Nanopore technology, which promises to help researchers understand and detect diseases, has taken a step closer to biomedical applications, potentially even leading to cancer therapies. Nanopores are nanometer-sized holes formed naturally by proteins on cell surfaces to allow biomolecules or ions to pass through. Scientists have found a way to synthesise them, harnessing such proteins naturally present or artificially creating them.

The technology has been widely used in DNA and RNA sequencing. For instance, Oxford Nanopore Technologies (ONT), which pioneered the technology for DNA sequencing in 2005, is today a 1,300-strong company with a net worth of $2 billion. Many other companies are also in the field. The technology, however, has yet to become a tool at the pathologist's disposal.

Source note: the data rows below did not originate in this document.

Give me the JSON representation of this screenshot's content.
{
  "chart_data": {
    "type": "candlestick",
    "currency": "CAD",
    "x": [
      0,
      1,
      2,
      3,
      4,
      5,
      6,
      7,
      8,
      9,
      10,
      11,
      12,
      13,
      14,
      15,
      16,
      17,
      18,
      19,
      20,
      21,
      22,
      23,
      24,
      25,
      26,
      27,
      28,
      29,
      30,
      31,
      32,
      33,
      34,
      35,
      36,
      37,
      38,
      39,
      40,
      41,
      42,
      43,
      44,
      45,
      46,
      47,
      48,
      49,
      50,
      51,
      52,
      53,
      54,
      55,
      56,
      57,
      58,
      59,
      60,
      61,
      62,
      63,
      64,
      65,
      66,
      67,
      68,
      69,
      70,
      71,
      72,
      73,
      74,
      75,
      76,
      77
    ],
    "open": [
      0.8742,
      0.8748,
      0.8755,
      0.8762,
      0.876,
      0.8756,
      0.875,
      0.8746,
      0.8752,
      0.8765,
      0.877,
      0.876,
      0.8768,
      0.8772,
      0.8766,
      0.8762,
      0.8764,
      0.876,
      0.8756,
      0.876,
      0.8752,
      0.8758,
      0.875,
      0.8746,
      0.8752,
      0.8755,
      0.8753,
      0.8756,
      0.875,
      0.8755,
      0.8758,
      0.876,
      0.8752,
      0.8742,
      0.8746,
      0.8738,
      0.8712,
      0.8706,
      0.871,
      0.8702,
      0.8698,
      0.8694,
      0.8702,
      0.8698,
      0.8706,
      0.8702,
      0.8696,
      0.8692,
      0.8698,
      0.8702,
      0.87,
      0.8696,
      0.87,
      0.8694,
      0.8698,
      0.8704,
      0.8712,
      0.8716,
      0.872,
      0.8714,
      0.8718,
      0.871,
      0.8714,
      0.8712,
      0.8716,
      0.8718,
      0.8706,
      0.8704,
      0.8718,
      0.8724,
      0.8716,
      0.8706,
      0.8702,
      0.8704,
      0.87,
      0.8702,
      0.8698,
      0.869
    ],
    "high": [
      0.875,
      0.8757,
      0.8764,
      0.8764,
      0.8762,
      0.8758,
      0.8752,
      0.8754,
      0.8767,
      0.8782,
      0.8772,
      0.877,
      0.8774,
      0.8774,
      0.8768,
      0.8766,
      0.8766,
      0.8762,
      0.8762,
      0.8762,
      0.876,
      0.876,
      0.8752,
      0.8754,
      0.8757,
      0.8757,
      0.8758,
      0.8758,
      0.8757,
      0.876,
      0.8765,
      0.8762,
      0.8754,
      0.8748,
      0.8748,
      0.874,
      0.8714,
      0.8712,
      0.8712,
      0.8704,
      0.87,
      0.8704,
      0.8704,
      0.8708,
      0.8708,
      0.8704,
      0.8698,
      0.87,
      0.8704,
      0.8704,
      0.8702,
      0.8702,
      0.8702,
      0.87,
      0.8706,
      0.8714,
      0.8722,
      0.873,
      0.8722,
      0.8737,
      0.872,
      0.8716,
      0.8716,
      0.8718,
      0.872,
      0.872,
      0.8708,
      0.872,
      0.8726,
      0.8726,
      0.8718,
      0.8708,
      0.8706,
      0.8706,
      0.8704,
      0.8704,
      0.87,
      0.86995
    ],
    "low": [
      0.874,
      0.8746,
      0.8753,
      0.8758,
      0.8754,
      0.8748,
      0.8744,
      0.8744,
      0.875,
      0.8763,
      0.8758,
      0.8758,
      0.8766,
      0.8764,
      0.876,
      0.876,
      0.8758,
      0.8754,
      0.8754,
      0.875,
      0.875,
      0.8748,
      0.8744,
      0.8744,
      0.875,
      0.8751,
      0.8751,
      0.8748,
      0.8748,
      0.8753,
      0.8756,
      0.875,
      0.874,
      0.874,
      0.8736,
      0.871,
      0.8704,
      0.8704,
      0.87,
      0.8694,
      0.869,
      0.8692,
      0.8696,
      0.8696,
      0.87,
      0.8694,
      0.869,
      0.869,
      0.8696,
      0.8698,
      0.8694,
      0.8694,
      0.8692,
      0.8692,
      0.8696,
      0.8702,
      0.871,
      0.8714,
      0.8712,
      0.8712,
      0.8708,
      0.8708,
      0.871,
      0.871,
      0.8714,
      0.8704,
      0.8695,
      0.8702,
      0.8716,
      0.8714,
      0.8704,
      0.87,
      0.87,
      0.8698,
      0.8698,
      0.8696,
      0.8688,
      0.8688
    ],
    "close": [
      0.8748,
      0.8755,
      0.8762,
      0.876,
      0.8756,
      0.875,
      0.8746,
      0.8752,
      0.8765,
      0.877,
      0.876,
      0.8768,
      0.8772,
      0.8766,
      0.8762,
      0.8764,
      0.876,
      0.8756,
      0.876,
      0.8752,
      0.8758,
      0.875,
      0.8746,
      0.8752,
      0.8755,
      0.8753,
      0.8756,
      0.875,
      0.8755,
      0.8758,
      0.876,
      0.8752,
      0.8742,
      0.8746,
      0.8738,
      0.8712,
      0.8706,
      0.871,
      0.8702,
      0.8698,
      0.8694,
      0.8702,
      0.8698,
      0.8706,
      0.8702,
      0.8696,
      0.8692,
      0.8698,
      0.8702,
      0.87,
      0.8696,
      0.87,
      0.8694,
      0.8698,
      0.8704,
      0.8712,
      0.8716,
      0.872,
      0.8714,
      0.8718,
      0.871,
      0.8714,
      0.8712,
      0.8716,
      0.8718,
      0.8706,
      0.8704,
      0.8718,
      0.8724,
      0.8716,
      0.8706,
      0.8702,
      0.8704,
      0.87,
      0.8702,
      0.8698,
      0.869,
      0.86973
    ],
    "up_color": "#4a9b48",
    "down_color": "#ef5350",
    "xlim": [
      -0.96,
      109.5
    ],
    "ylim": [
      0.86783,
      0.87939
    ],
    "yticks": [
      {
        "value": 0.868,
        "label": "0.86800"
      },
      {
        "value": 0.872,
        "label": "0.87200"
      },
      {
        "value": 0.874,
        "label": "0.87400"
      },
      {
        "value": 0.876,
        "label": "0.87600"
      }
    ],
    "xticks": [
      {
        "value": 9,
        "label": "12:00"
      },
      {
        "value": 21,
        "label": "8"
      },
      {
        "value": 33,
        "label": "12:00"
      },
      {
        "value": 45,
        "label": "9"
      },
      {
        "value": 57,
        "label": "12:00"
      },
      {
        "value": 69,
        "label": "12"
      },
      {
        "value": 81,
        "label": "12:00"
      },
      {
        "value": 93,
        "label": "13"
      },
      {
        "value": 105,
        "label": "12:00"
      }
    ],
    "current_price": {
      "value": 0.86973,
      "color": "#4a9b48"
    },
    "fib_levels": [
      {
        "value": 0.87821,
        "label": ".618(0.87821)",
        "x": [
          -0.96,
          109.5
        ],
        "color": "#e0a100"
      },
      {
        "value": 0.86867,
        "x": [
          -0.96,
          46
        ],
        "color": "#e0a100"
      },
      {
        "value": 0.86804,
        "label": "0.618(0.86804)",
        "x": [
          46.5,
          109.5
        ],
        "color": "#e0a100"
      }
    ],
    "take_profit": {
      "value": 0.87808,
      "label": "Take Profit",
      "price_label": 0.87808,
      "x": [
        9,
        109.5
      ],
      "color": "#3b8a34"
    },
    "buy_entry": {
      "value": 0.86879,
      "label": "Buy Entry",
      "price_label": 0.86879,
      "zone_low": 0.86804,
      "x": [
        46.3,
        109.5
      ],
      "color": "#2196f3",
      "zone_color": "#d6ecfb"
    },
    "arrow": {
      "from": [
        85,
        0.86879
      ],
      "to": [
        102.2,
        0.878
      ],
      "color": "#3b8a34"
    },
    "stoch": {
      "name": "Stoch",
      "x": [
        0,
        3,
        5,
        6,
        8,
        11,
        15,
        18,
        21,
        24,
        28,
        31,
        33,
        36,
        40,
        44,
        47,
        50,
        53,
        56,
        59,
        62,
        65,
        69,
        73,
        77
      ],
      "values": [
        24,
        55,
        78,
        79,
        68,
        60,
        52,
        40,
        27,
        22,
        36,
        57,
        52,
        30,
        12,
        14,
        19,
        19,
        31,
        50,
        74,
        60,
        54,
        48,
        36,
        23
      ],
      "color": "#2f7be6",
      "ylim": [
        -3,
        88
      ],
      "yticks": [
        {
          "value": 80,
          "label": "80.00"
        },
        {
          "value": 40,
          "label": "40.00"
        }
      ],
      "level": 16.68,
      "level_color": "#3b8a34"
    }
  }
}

Now, Kozhinjampara R. Mahendran, formerly a postdoc student of Hagan Bayley, Professor of Chemical Biology at the University of Oxford, whose pioneering work led to the founding of ONT, has made a breakthrough with other researchers. Mahendran, a senior scientist at the Thiruvananthapuram-based Rajiv Gandhi Centre for Biotechnology (RGCB), and his collaborators have fabricated and characterised a fully functional nanopore from D-amino acids, which are mirror-image forms of naturally found L-amino acid proteins. Proteins in nature are mostly built from L-amino acids, with their D-amino acid counterparts having minimal roles to play. 

The proteins in consideration are a class of membrane proteins that form channels on bacterial cell walls, mitochondria or chloroplasts. These channel proteins perform diverse tasks — transporting specific molecules and regulating the flow of ions — and are key to maintaining homeostasis (or equilibrium) in cells. 

While it is an extremely challenging process, building pore-forming proteins from D-amino acids has several advantages. For one, they will not be degraded by proteases, enzymes that break down proteins and peptides, and will thus provide stable and longer-lasting nanopores that can be used for diverse applications in biotechnology and medicine.